Le chien est moins sensibilisant que le chat. Les squames sont plus allergisantes que la salive, le sérum et l'urine de l'animal. Il existe une spécificité d'espèce, contrairement au chat. Le boxer et le schnauzer sont les plus allergisants. Les caniches, par contre, sont peu allergisants. Il existe une allergie croisée avec le chacal et le loup. Les symptômes principaux sont la rhinite et l'asthme. Dans un travail portant sur 203 enfants asthmatiques non sélectionnés, l'incidence des sensibilisations aux chiens varient entre 41 et 69% selon le critère utilisé. Dans une autre étude, les enfants exposés aux chiens durant la première année de vie ne développent pas ultérieurement une allergie plus fréquemment que ceux qui ne sont pas exposés.
Les squames et poils de chevaux sont très allergisants. Les squames de cheval engendrent des allergies violentes, notamment des crises d'asthme sévères. Le crin de cheval se trouve dans les matelas, les fauteuils et même dans le plâtre des maisons anciennes. Il existe une allergie croisée avec le zèbre, le mulet, l'âne et le poney.

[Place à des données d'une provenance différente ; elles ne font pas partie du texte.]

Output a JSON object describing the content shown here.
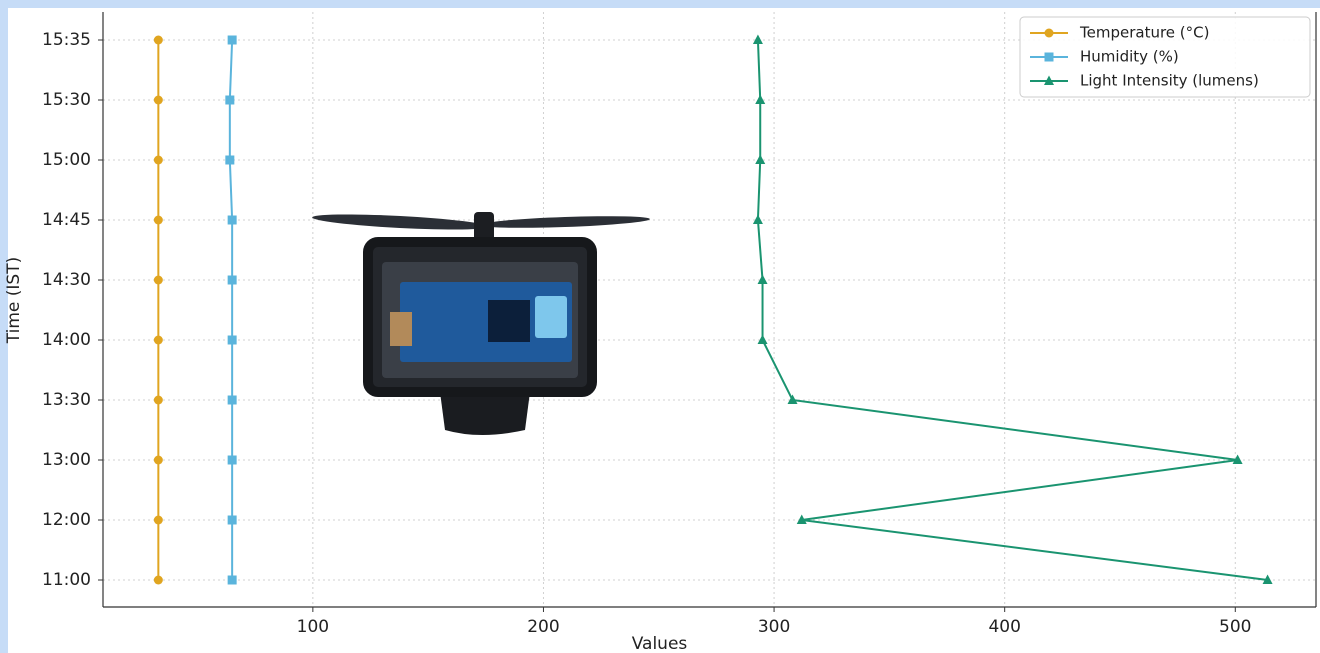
{
  "chart_data": {
    "type": "line",
    "x_label": "Values",
    "y_label": "Time (IST)",
    "categories": [
      "11:00",
      "12:00",
      "13:00",
      "13:30",
      "14:00",
      "14:30",
      "14:45",
      "15:00",
      "15:30",
      "15:35"
    ],
    "series": [
      {
        "name": "Temperature (°C)",
        "color": "#e0a520",
        "marker": "circle",
        "values": [
          33,
          33,
          33,
          33,
          33,
          33,
          33,
          33,
          33,
          33
        ]
      },
      {
        "name": "Humidity (%)",
        "color": "#5ab4dc",
        "marker": "square",
        "values": [
          65,
          65,
          65,
          65,
          65,
          65,
          65,
          64,
          64,
          65
        ]
      },
      {
        "name": "Light Intensity (lumens)",
        "color": "#1a9470",
        "marker": "triangle",
        "values": [
          514,
          312,
          501,
          308,
          295,
          295,
          293,
          294,
          294,
          293
        ]
      }
    ],
    "xlim": [
      9,
      535
    ],
    "xticks": [
      100,
      200,
      300,
      400,
      500
    ],
    "grid": true,
    "legend": "upper right"
  }
}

"La fréquence de l'allergie au cheval est en augmentation. Les signes d'appel sont par ordre de fréquence la conjonctivite (64%), l'asthme (54%), le coryza spasmodique (40%), puis divers symptômes tels que angioedème, urticaire, eczéma (au total 18%). Le diagnostic est simple devant l'anamnèse, la positivité des prick-tests avec une induration supérieure à 5 mm, parfois "explosifs", et par le dosage des IgE sériques spécifiques qui est positif de façon pratiquement constante. Il s'agit en règle de sujets polysensibilisés. Le plus souvent (80%) cette allergie survient à l'extérieur des maisons (centres équestres), mais elle peut aussi se manifester par le seul contact avec les vêtements d'un cavalier ramenés à la maison ou avec ceux d'un père vétérinaire. On a pu également noter cette allergie dans les centres de réadaptation pour les infirmes moteurs cérébraux où l'on pratique l'équithérapie. L'éviction doit être conseillée en tout premier lieu. Si elle est matériellement impossible (enfant très attaché à son animal favori) ou aléatoire (vétérinaire), un traitement par les antihistaminiques de dernière génération et le cromoglycate disodique ou le nédocromil mérite d'être entrepris. En cas de résultat partiel, l'hyposensibilisation spécifique peut être proposée" (Dutau G.).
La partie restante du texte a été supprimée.